Rambling Different Trails: To Luoyang And Beyond.

Last week found Steve and I in Luoyang for International Labor Day, May 1st, where we celebrated the holiday by visiting a long-lost friend of Steve’s. Internet access was then, and still is, even spottier than usual for me, making posting this blog not a sure thing at all.

We caught the end of the annual peony festival.

One thing I noticed this time in Luoyang (my first time there was four years ago) was the number and variety of bike shares. Luoyang’s population is around four times that of Zhoukou’s, so certainly there are more bikes, but I counted four different dockless companies besides the municipal docked bike share. By far the most plentiful was hellobike, the same as what we have here. They seemed to be used proportionally even more than in Zhoukou. At times they even seemed to outnumber the scooters! We would have liked to have added to the number of happy riders, but our friend doesn’t ride, we didn’t have the app, and were not traveling with anyone who could have set it up for us. It takes longer for foreigners to sign up because we don’t have national ID card numbers. If you’re thinking of traveling to a foreign country and using the bike share, enlist some local help to navigate the app right away. It may take a day to get it set up, using your passport number, as we found in Shanghai. Once you have the app though, you should be able to use it in any city the bike is available, after paying a deposit on-line.

The new e-bikes are competing with the original bike shares for sidewalk space.

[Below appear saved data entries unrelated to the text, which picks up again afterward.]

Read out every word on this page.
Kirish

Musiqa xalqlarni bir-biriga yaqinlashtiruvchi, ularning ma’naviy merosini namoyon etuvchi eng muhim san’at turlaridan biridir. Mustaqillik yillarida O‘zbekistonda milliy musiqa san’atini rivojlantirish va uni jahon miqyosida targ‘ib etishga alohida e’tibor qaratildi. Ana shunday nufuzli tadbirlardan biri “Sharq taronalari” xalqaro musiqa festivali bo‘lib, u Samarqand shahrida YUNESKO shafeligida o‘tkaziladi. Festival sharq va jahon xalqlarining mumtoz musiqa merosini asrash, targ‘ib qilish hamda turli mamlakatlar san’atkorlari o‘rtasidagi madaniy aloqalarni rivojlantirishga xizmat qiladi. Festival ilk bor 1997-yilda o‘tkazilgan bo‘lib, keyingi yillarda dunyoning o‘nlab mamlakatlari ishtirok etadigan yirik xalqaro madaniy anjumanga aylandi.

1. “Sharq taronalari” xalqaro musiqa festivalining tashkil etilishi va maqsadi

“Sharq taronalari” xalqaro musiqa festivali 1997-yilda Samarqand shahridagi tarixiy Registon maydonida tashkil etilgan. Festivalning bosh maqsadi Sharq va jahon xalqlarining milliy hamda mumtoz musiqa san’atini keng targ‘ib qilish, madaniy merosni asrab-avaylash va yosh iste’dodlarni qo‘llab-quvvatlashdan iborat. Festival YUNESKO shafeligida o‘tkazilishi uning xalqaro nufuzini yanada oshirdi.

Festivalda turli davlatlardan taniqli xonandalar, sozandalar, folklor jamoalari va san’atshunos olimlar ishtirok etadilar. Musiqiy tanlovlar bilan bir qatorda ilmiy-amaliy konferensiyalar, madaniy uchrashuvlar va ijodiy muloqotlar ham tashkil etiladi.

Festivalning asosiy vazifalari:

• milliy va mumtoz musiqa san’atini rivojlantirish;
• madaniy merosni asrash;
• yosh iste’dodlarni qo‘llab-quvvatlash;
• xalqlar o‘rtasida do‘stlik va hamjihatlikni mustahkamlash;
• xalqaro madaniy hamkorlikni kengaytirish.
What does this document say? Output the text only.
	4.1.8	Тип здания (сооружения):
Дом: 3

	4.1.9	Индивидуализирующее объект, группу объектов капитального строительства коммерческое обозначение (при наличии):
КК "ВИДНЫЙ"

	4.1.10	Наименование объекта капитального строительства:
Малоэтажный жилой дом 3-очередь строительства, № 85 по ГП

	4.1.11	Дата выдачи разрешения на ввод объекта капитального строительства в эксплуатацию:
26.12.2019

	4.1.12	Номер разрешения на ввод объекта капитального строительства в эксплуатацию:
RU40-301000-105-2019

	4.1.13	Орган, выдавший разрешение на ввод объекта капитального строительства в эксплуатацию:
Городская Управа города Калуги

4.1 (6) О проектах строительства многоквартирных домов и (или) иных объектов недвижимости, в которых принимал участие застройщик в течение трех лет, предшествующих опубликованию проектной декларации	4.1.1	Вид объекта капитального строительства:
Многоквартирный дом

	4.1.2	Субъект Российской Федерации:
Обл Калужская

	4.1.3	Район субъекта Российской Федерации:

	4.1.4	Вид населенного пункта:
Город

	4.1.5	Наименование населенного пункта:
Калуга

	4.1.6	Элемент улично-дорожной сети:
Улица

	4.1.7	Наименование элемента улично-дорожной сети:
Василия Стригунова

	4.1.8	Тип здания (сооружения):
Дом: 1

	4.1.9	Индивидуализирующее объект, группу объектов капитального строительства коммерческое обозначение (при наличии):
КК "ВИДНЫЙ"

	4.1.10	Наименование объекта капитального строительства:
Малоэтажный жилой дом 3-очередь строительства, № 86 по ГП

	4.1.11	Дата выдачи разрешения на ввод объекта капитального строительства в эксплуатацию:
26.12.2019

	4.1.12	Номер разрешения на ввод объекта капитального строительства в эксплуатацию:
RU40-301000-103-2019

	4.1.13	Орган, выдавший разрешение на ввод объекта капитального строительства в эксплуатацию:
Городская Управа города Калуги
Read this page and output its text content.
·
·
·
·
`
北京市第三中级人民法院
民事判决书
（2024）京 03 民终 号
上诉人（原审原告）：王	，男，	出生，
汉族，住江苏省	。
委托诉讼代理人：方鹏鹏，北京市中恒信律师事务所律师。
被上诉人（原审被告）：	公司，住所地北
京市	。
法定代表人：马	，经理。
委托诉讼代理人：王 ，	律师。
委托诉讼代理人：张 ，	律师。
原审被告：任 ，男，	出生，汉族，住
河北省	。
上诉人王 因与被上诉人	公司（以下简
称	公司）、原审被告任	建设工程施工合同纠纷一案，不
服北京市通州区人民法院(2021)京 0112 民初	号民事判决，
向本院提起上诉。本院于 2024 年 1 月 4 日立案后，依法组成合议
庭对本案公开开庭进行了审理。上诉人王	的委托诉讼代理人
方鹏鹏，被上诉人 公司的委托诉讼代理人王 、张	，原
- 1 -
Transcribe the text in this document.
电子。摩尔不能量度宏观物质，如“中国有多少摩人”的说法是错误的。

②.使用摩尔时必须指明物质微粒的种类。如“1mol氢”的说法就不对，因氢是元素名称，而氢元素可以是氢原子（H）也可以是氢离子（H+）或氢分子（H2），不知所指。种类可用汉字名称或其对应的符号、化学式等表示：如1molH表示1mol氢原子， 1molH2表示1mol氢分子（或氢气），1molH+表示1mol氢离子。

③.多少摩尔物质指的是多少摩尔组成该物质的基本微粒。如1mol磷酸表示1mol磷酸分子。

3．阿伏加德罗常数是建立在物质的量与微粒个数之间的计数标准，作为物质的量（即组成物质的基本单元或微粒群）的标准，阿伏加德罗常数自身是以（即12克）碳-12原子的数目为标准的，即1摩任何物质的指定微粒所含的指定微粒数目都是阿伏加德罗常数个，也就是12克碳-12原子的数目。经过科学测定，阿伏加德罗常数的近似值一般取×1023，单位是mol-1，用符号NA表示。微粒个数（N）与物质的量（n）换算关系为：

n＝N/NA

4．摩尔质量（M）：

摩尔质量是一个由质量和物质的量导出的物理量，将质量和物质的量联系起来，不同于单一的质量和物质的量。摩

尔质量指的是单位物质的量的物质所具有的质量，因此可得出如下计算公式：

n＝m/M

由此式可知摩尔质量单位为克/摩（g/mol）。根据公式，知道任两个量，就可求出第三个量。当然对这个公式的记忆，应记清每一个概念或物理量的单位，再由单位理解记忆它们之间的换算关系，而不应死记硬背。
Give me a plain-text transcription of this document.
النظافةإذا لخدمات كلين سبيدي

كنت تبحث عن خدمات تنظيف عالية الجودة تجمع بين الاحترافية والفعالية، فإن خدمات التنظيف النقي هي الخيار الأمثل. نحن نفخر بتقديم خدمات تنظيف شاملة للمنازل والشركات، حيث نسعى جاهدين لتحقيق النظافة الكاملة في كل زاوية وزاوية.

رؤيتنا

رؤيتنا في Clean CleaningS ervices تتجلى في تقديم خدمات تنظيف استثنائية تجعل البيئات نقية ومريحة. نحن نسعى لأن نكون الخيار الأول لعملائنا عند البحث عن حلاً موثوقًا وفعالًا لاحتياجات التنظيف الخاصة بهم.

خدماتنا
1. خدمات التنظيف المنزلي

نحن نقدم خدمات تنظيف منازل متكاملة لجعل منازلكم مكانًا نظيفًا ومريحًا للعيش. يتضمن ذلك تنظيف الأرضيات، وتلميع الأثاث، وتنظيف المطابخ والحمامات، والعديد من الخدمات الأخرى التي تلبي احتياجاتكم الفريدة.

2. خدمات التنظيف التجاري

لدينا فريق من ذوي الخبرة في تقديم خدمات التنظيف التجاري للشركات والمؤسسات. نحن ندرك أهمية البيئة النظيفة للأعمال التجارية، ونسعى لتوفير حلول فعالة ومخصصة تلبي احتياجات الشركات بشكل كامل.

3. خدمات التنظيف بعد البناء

Back in Zhoukou, I found that hellobike e-bikes have been added to the mix. I hope this doesn’t mean the students will be using them instead of bicycling. They surely will have to pay more to use the e-bikes, and I have no idea how they will keep them charged. The current Zee-bike scooter share doesn’t seem to be very popular, and I don’t know if it’s because of the higher cost or some other reason. The front baskets of the new e-bikes are smaller, plastic, and look flimsy, which may cut down on them being used to carry passengers. I’ve seen toddlers up to college students riding in the wire handlebar baskets. I don’t know if the e-bikes will be ditched just anywhere, as currently happens with the bikeshares. This is the biggest complaint I’ve heard so far about share bikes.

A selection of share options is available outside the campus gates.

Apart from these developments, bicycling here these last two weeks has mainly been lovely. It’s included another ride out past XiangCheng to see if the museum renovation of (historical villain)Yuan Shikai’s birthplace is finished (it isn’t, but the highway spur is), and back to DanChang, where there is supposed to be a Mao Ze Dong medal museum (I didn’t find it).

My young lunch waitress in Dan Chang. When my pump wasn’t working after I fixed my flat, she produced a pump for me to finish the job.
Farmers bring bagged garlic in to weigh and sell.

Garlic harvest is in full swing, perfuming the country air. Yesterday’s planned ride back to Tai Kang was a washout, literally, as it rained all day. I did get in a ride earlier with a student, a native of Zhoukou who I’ve taken to see things she never knew existed in her city. Bicycles are good for that.